Indignation après le mariage d’une adolescente de 13 ans, légalisé par la justice
La justice tunisienne a autorisé mardi 13 novembre le mariage d'une adolescente de 13 ans avec un membre de sa famille qui l'a mise enceinte. La protection de l'enfance demande l'annulation de ce mariage, qu'elle qualifie de viol physique et mental. Le parquet est intervenu aujourd’hui mercredi pour annuler la procédure. Que dit le code pénal tunisien ? Explications.
C'est une affaire qui a autant mis en émoi l’opinion publique que les associations des droits des enfants. Une adolescente de 13 ans a été mariée à l'homme qui l'a mise enceinte par le tribunal de première instance du Kef, avec l’aval du procureur de la République. Selon le porte-parole du tribunal Chokri Mejri, elle « n'a pas été violée » par l’homme âgé quant à lui de 21 ans. Il ajoute : « Nous avons entendu la fille et après vérification de tous les détails, nous avons considéré qu'elle était apte au mariage. La preuve, elle est enceinte »…
L'article 227 bis du code pénal tunisien, datant de 1913 et amendé dans les années 60, prévoit une peine de six ans de prison pour toute personne « ayant fait subir sans violence l'acte sexuel à un enfant de sexe féminin âgé de moins de 15 ans accomplis ». Le texte prévoit 5 ans de prison pour le même acte de rapport avec consentement avec une jeune femme âgée de 15 à 20 ans. Pour ce texte, la notion de consentement n’existe pas en dessous de l’âge de 13 ans.
Le même article prévoit également que « le mariage du coupable avec la victime (…) arrête les poursuites ».
Outre ce point que beaucoup estiment archaïque et ne correspondant pas à la réalité sociale tunisienne de nos jours, le fait de corréler l’âge du consentement à celui de la puberté est également problématique, « scandaleux » pour beaucoup d’observateurs et de juristes. D’autres soulignent que certains pays occidentaux font la différence entre l’âge de la majorité légale et celui de la majorité sexuelle, fixé à 16 ans. C’est probablement cers ce modèle que se dirige une éventuelle réforme du code pénal tunisien.
En attendant, on ne peut reprocher à un juge d’appliquer les lois en vigueur, d’autant qu’il a été saisi par les deux familles concernées, notent d’autres juristes qui rappellent que « de telles affaires restent hélas fréquentes dans les zones rurales et plus conservatrices du pays »…

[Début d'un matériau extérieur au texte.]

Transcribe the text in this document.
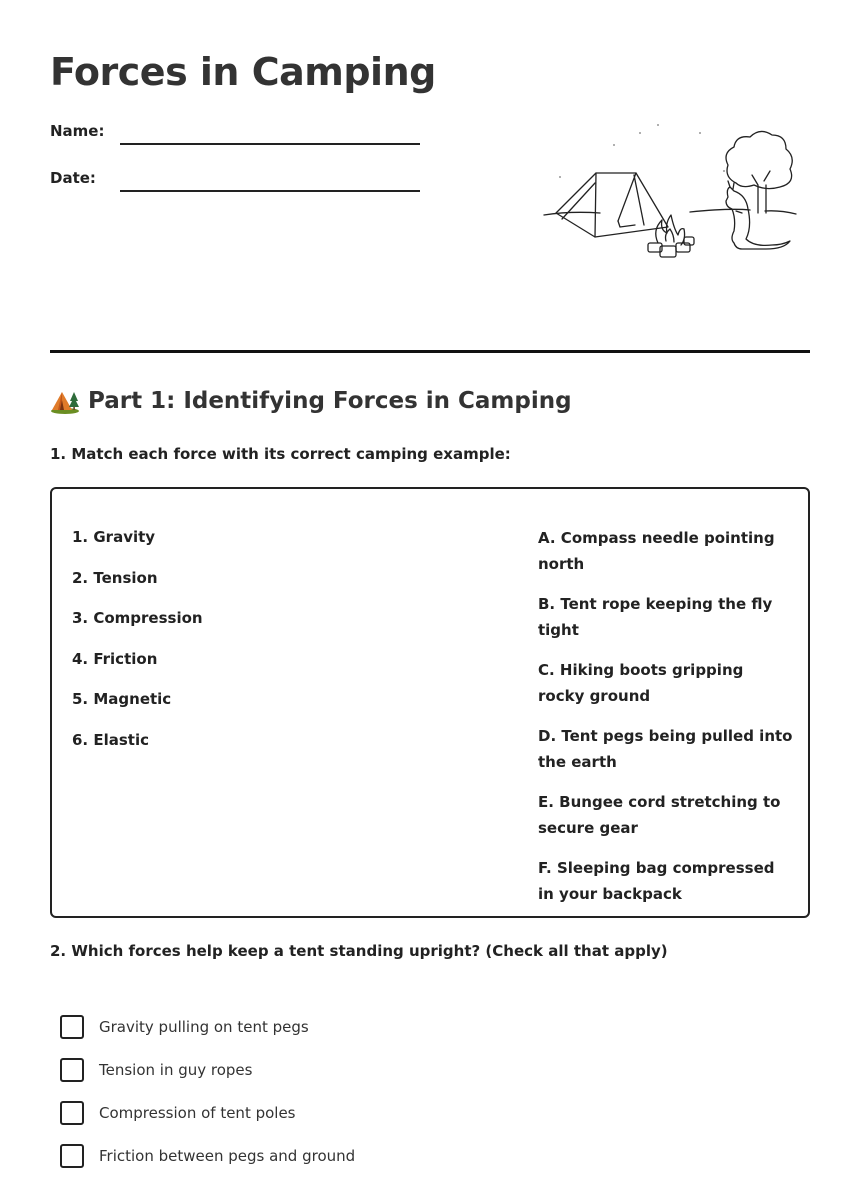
Forces in Camping
Name:
Date:
Part 1: Identifying Forces in Camping
1. Match each force with its correct camping example:
1. Gravity
2. Tension
3. Compression
4. Friction
5. Magnetic
6. Elastic
A. Compass needle pointing north
B. Tent rope keeping the fly tight
C. Hiking boots gripping rocky ground
D. Tent pegs being pulled into the earth
E. Bungee cord stretching to secure gear
F. Sleeping bag compressed in your backpack
2. Which forces help keep a tent standing upright? (Check all that apply)
Gravity pulling on tent pegs
Tension in guy ropes
Compression of tent poles
Friction between pegs and ground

La jeune fille âgée de 13 ans et 8 mois est enceinte de 2 à 3 mois et a eu un rapport sexuel avec le frère de ses deux beaux-frères. « Les deux familles ont demandé le mariage pour ne pas faire scandale », a rapporté le porte-parole. L'accord a été donné le 1er décembre et le mariage a été prononcé le 5 décembre dernier, mais médiatisée une semaine plus tard.
« Un viol » selon la protection de l'enfance
Alors qu'une fête était prévue dimanche dernier pour célébrer l'union, la protection de l'enfance est intervenue pour l'annuler. « Quand il s'agit d'une enfant de 13 ans, on ne peut pas parler d'un rapport sexuel avec consentement. Il s'agit d'un viol », a dénoncé la responsable de la protection de l'enfance, Houda Abboudi. « La décision de justice n'a pas tenu compte de l'intérêt de cette enfant, qui va en plus se marier avec son violeur ». Houda Abboudi estime que ce mariage est une véritable violation de l'intégrité physique et psychique de l’adolescente.
Elle est rejointe par Monia Ben Jemia, présidente de l'Association tunisienne des femmes démocrates, qui estime que « des juges considèrent qu'à l'âge de 13 ans, comme elle est pubère, elle est consentante. Or à 13 ans, on ne peut pas donner un consentement libre et éclairé ». Elle demande l'abrogation de l'article 227 bis.
D’autres pays arabes, à l’instar du Maroc, ont amandé de telles dispositions où le mariage annule les poursuites pour viol, tandis qu’au Liban, des ONG mènent en ce moment campagne pour abroger une loi similaire.